Your thoughts are burdened because you are influenced by the thoughts of your fellow men. Pray to the Lord that He might take this burden from you. These are the thoughts of others which differ from yours. They have their plan, and their plan is to attack you with their thoughts. Instead of letting go, you have allowed yourself to become part of their plan, so of course you suffer. Had you ignored the attack, you would have kept your peace. They could have thought or said anything at all about you, yet you would have remained calm and at peace. Soon all their anger would have died down, like a deflated balloon, because of the pure and peaceful thoughts that would have come from you. If you are like that, calm and full of love, if all you think are good and kind thoughts, they will stop warring against you in their thoughts and will not threaten you anymore.
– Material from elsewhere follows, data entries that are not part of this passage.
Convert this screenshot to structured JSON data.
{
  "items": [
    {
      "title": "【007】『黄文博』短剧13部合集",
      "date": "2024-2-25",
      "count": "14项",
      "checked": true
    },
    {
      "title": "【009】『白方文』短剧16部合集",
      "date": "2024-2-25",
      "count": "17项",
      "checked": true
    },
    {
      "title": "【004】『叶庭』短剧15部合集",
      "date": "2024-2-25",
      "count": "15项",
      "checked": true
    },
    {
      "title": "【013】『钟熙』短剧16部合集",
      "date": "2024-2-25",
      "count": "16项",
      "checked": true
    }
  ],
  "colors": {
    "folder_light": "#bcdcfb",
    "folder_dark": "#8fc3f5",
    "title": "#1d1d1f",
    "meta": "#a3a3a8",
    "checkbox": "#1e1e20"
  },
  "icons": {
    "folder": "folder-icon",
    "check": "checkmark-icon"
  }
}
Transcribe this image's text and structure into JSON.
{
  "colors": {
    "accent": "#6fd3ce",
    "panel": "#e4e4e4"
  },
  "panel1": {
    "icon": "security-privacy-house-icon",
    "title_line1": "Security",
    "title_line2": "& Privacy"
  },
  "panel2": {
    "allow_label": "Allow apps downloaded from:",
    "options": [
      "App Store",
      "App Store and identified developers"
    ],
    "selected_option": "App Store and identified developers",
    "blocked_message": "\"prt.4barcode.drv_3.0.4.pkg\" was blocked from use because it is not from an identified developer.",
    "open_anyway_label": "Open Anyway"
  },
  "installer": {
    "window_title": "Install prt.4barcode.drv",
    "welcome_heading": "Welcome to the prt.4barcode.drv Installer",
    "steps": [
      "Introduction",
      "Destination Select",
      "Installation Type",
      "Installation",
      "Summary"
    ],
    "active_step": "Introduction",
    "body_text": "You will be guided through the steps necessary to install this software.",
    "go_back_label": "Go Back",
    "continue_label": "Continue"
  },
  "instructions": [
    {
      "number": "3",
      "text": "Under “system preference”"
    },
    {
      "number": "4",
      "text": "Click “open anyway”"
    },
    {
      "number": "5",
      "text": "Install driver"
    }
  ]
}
But if you demand an eye for an eye, that is war. Where there is war there can be no peace. How can there be peace on a battlefield, when everyone is looking over their shoulders and anticipating a surprise attack from the enemy? – Elder Thaddeus
Our Thoughts Determine Our Lives: the Life and Teachings of Elder Thaddeus of Vitovnica

Let us question our thoughts and motivations. Let us look to our lord who is “slow to anger and abounding in steadfast love” (Psalm 103.8). Let us acquire discernment of our thoughts to connect with Him, recognize the wiles and tricks of the enemy, and choose the paths that lead us to brotherly love with our brothers/sisters and salvation.